I set off for the zoo today to draw people, not animals, and while there got to my 100th person for the One Week 100 People challenge, hooray! Most of the sketches of people at the zoo are actually composite people, drawn from the head of one person, the shoulders of a second and so on, because my subjects kept moving. In the evening when I drew two more sketches of dinner guests, none of which are composite people, I appreciated how much easier it is to draw stationary individuals.
The biggest challenge of drawing 100 people in 5 days was finding the time to do it, which I did by not being too fussy. Most of my 100 people are done in ink because its permanency saves me from the kind of perfectionism that pencil and erasure brings out in me. I did add some minimal context to most of the sketches, even though it takes longer, because the context helps tell the story of what I was seeing.
My biggest learning was realizing that I can see and draw shapes now in addition to drawing lines.

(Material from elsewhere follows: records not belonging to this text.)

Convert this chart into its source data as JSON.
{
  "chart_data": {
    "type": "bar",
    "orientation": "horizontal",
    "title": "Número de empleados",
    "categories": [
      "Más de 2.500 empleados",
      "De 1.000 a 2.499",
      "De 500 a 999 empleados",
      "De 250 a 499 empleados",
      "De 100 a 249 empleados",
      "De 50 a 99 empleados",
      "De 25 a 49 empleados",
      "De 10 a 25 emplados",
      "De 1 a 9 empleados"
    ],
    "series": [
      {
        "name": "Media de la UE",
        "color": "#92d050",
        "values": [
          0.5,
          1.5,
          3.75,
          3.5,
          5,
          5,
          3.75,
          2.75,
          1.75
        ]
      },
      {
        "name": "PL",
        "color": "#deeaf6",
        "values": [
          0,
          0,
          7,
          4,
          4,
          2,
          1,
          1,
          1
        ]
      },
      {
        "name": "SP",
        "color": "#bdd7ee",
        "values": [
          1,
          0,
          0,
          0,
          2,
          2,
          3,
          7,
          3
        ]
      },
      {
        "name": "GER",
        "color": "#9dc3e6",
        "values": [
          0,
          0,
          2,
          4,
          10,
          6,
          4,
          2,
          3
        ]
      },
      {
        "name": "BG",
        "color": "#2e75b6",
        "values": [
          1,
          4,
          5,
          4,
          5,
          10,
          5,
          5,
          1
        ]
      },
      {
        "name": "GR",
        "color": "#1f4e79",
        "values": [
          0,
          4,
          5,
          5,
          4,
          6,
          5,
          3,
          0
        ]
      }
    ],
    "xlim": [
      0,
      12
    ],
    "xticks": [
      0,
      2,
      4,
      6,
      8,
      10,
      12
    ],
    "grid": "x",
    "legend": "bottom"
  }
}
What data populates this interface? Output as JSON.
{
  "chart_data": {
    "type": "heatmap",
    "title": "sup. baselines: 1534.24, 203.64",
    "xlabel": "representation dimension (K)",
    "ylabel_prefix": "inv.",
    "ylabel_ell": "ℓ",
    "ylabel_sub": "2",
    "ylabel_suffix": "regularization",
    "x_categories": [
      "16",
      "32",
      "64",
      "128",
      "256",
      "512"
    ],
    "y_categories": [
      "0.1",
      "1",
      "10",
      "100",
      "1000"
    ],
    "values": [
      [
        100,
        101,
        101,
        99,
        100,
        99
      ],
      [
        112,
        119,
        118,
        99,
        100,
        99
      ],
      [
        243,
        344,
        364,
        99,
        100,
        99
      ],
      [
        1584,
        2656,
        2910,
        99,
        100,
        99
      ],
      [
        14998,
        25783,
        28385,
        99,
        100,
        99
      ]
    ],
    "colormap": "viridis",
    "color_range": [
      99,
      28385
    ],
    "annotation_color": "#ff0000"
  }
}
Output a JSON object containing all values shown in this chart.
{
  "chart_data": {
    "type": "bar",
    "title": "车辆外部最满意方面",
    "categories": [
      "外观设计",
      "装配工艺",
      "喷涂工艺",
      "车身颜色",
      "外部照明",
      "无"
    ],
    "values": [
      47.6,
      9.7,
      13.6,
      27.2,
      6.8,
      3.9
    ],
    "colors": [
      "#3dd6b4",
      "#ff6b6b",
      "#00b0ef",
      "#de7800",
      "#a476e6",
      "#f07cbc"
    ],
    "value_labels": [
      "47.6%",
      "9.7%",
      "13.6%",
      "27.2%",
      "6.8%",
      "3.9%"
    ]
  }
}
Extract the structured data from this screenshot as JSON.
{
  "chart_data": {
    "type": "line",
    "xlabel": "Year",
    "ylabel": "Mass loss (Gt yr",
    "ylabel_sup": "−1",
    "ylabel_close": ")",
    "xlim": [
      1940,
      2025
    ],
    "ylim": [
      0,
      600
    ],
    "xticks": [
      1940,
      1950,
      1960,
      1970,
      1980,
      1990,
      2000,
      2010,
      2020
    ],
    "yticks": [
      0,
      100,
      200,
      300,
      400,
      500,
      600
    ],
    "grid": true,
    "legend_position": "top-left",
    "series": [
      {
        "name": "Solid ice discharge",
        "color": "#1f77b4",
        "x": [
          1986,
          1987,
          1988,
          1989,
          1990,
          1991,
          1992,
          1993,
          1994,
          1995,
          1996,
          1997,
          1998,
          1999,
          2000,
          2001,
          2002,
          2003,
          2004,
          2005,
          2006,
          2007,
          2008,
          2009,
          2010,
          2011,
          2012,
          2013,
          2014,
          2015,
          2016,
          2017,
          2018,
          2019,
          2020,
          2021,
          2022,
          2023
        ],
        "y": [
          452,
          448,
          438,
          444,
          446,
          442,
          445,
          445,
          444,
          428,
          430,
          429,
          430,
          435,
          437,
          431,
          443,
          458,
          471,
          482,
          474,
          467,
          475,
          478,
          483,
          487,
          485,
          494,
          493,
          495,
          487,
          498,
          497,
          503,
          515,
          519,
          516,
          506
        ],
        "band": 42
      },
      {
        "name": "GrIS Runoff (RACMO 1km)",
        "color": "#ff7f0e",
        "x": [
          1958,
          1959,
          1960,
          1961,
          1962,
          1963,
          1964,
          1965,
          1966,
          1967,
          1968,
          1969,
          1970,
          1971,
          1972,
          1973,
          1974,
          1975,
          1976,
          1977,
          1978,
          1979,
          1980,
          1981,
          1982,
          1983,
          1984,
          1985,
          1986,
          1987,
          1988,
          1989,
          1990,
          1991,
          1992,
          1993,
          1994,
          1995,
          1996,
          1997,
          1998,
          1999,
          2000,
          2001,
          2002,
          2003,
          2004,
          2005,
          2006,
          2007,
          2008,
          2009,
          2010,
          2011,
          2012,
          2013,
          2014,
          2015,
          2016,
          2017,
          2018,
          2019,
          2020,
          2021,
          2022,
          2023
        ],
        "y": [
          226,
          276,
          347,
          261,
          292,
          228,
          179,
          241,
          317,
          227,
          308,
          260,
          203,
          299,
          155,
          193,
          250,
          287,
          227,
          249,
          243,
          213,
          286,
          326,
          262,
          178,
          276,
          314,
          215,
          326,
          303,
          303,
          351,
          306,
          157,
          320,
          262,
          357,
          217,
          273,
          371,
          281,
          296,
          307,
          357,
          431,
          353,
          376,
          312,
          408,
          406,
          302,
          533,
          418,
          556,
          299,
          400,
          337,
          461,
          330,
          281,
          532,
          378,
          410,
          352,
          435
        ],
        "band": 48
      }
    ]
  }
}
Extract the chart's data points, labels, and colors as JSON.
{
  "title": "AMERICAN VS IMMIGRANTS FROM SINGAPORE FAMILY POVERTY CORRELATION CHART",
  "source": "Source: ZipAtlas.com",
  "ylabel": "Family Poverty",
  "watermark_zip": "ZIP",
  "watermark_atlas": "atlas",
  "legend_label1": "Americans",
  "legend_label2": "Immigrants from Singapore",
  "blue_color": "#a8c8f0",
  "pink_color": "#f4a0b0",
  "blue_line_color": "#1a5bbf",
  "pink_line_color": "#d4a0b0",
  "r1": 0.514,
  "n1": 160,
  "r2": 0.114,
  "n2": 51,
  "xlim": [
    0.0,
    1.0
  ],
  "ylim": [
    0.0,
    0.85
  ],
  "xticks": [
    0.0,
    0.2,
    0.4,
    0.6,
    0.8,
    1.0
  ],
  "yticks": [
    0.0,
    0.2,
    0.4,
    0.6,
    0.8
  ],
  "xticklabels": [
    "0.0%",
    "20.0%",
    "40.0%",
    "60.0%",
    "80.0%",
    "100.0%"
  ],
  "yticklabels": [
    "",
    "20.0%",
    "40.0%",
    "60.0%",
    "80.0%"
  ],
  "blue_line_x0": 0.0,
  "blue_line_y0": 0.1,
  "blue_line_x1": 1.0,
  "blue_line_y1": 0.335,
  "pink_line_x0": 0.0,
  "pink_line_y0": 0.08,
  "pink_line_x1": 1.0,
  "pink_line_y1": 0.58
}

For instance, instead of drawing a line showing a profile, I draw a head shape that includes the profile, instead of the edge of someone’s shoulder, I draw a shirt shape and so on. This is a big step forward for me and is helpful for capturing movement, gestures and posture.
There is so much inspiring art from the other participants. If you do a search using the hash tag #OneWeek100People2017 you can see some awesome work in a wide variety of media, including paint, markers, and charcoal. Seeing these examples makes me think that learning to draw with paint and brush will be a good stretch goal for me.